How many people have $1,000,000 in retirement savings? ›

In fact, statistically, around 10% of retirees have $1 million or more in savings. The majority of retirees, however, have far less saved.

What percentage of retirees have $2 million dollars? ›

According to EBRI estimates based on the latest Federal Reserve Survey of Consumer Finances, 3.2% of retirees have over $1 million in their retirement accounts, while just 0.1% have $5 million or more.

How long will $400,000 last in retirement? ›

This money will need to last around 40 years to comfortably ensure that you won't outlive your savings. This means you can probably boost your total withdrawals (principal and yield) to around $20,000 per year. This will give you a pre-tax income of almost $36,000 per year.

How long will $500,000 last in retirement? ›

Summary. If you withdraw $20,000 from the age of 60, $500k will last for over 30 years. Retirement plans, annuities and Social Security benefits should all be considered when planning your future finances. You can retire at 50 with $500k, but it will take a lot of planning and some savvy decision-making.

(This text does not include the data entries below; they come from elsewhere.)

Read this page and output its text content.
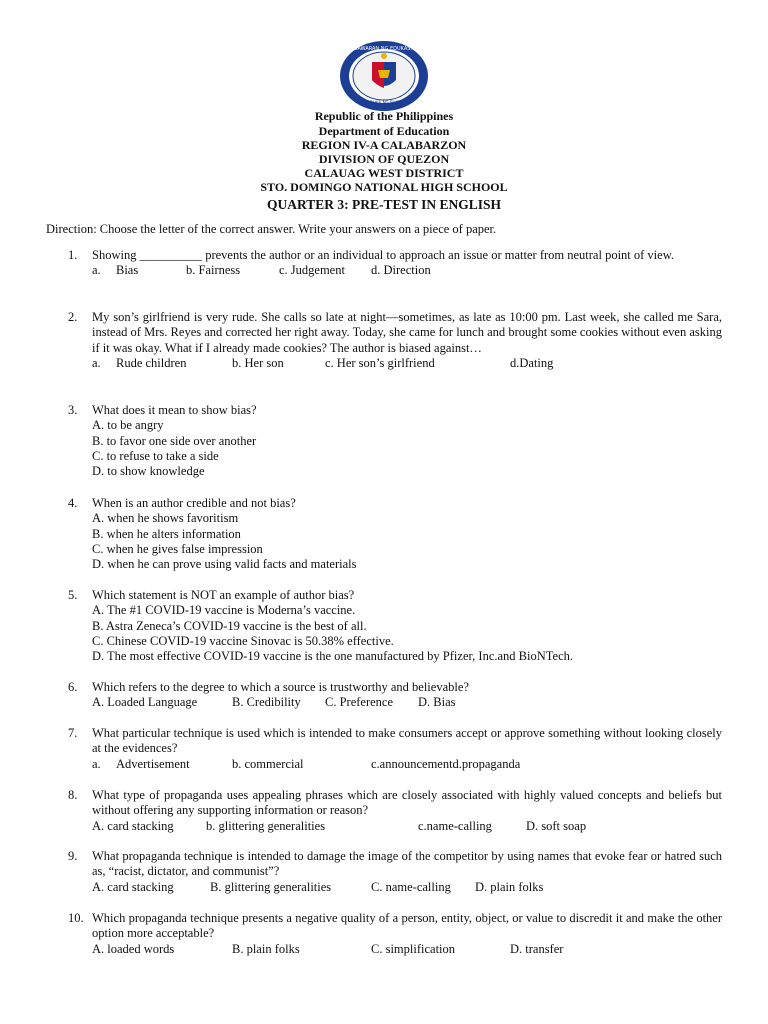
KAGAWARAN NG EDUKASYON
REPUBLIKA NG PILIPINAS
Republic of the Philippines
Department of Education
REGION IV-A CALABARZON
DIVISION OF QUEZON
CALAUAG WEST DISTRICT
STO. DOMINGO NATIONAL HIGH SCHOOL
QUARTER 3: PRE-TEST IN ENGLISH
Direction: Choose the letter of the correct answer. Write your answers on a piece of paper.
1.	Showing __________ prevents the author or an individual to approach an issue or matter from neutral point of view.
a. Bias	b. Fairness	c. Judgement d. Direction
2.	My son’s girlfriend is very rude. She calls so late at night—sometimes, as late as 10:00 pm. Last week, she called me Sara, instead of Mrs. Reyes and corrected her right away. Today, she came for lunch and brought some cookies without even asking if it was okay. What if I already made cookies? The author is biased against…
a. Rude children	b. Her son	c. Her son’s girlfriend	d.Dating
3.	What does it mean to show bias?
A. to be angry
B. to favor one side over another
C. to refuse to take a side
D. to show knowledge
4.	When is an author credible and not bias?
A. when he shows favoritism
B. when he alters information
C. when he gives false impression
D. when he can prove using valid facts and materials
5.	Which statement is NOT an example of author bias?
A. The #1 COVID-19 vaccine is Moderna’s vaccine.
B. Astra Zeneca’s COVID-19 vaccine is the best of all.
C. Chinese COVID-19 vaccine Sinovac is 50.38% effective.
D. The most effective COVID-19 vaccine is the one manufactured by Pfizer, Inc.and BioNTech.
6.	Which refers to the degree to which a source is trustworthy and believable?
A. Loaded Language	B. Credibility C. Preference D. Bias
7.	What particular technique is used which is intended to make consumers accept or approve something without looking closely at the evidences?
a. Advertisement	b. commercial	c.announcementd.propaganda
8.	What type of propaganda uses appealing phrases which are closely associated with highly valued concepts and beliefs but without offering any supporting information or reason?
A. card stacking	b. glittering generalities	c.name-calling	D. soft soap
9.	What propaganda technique is intended to damage the image of the competitor by using names that evoke fear or hatred such as, “racist, dictator, and communist”?
A. card stacking	B. glittering generalities	C. name-calling D. plain folks
10. Which propaganda technique presents a negative quality of a person, entity, object, or value to discredit it and make the other option more acceptable?
A. loaded words	B. plain folks	C. simplification	D. transfer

How long will $200,000 last in retirement? ›

Summary. Retiring with $200,000 in savings will roughly equate to $15,000 annual income across 20 years. If you choose to retire early, you will need additional savings in order to have a comfortable retirement.

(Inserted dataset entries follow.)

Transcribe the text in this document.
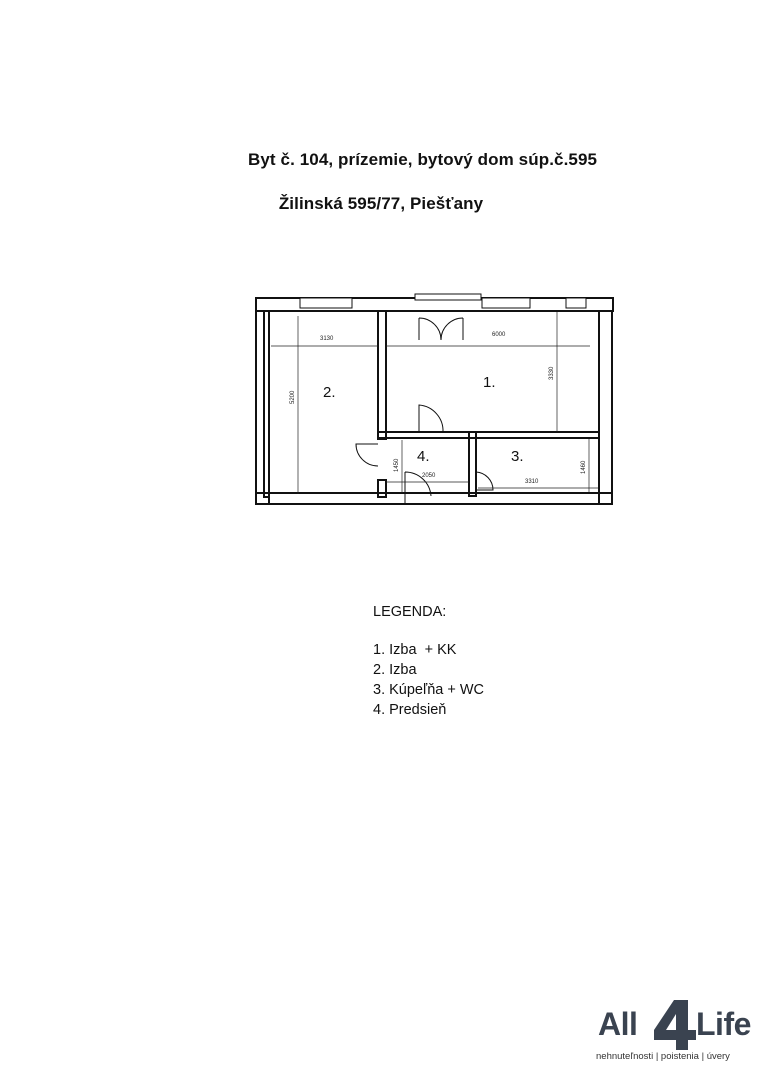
Byt č. 104, prízemie, bytový dom súp.č.595
Žilinská 595/77, Piešťany
3130
6000
5200
3330
1450
2050
3310
1460
1.
2.
3.
4.
LEGENDA:
1. Izba  + KK
2. Izba
3. Kúpeľňa + WC
4. Predsieň
All Life
nehnuteľnosti | poistenia | úvery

What percentage of retirees have $3 million dollars? ›

Specifically, those with over $1 million in retirement accounts are in the top 3% of retirees. The Employee Benefit Research Institute (EBRI) estimates that 3.2% of retirees have over $1 million, and a mere 0.1% have $5 million or more, based on data from the Federal Reserve Survey of Consumer Finances.

How much money do you need to retire comfortably at age 45? ›

Key Takeaways

It may be possible to retire at 45 years of age, but it depends on a variety of factors. If you have $500,000 in savings, then according to the 4% rule, you will have access to roughly $20,000 per year for 30 years. Retiring early will affect the amount of your Social Security benefit.

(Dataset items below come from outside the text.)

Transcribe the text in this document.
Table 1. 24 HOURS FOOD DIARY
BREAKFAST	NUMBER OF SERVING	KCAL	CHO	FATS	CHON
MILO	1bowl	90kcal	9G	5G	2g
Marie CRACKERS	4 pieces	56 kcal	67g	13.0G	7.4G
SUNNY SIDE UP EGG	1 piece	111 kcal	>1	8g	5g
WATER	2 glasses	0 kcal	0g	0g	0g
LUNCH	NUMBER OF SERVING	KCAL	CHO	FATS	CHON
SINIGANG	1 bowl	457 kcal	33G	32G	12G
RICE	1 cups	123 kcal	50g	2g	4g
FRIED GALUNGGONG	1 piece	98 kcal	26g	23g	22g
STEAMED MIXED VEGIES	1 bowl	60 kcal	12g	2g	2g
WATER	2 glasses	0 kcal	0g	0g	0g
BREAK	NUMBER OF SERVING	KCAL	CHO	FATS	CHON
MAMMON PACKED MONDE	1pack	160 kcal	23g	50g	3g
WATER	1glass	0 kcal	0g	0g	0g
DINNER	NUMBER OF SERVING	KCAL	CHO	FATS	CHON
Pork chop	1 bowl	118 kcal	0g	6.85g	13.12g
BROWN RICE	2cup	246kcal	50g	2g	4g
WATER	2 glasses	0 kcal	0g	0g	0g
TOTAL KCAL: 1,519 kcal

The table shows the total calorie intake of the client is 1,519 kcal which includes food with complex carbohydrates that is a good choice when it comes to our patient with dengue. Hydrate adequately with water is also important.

What is the $1000 a month rule for retirement? ›

What is the $1,000-a-month rule for retirement? The $1,000-a-month retirement rule says that you should save $240,000 for every $1,000 of monthly income you'll need in retirement. So, if you anticipate a $4,000 monthly budget when you retire, you should save $960,000 ($240,000 * 4).

Can I retire at 45 with 500000? ›

As we have established, retiring on $500k is entirely feasible. With the addition of Social Security benefits, this becomes even more of a possibility. In retirement, Social Security benefits can provide an additional $1,900 per month, on average.

What is a safe withdrawal rate for 45 year retirement? ›

movement—Financial Independence Retire Early—have long relied on the “4% rule” to determine what they can withdraw from their portfolios over perhaps 40 or 50 years in retirement.

Top Articles
Latest Posts
Article information

Author: Fr. Dewey Fisher

Last Updated:

Views: 5654

Rating: 4.1 / 5 (62 voted)

Reviews: 93% of readers found this page helpful

Author information

Name: Fr. Dewey Fisher

Birthday: 1993-03-26

Address: 917 Hyun Views, Rogahnmouth, KY 91013-8827

Phone: +5938540192553

Job: Administration Developer

Hobby: Embroidery, Horseback riding, Juggling, Urban exploration, Skiing, Cycling, Handball

Introduction: My name is Fr. Dewey Fisher, I am a powerful, open, faithful, combative, spotless, faithful, fair person who loves writing and wants to share my knowledge and understanding with you.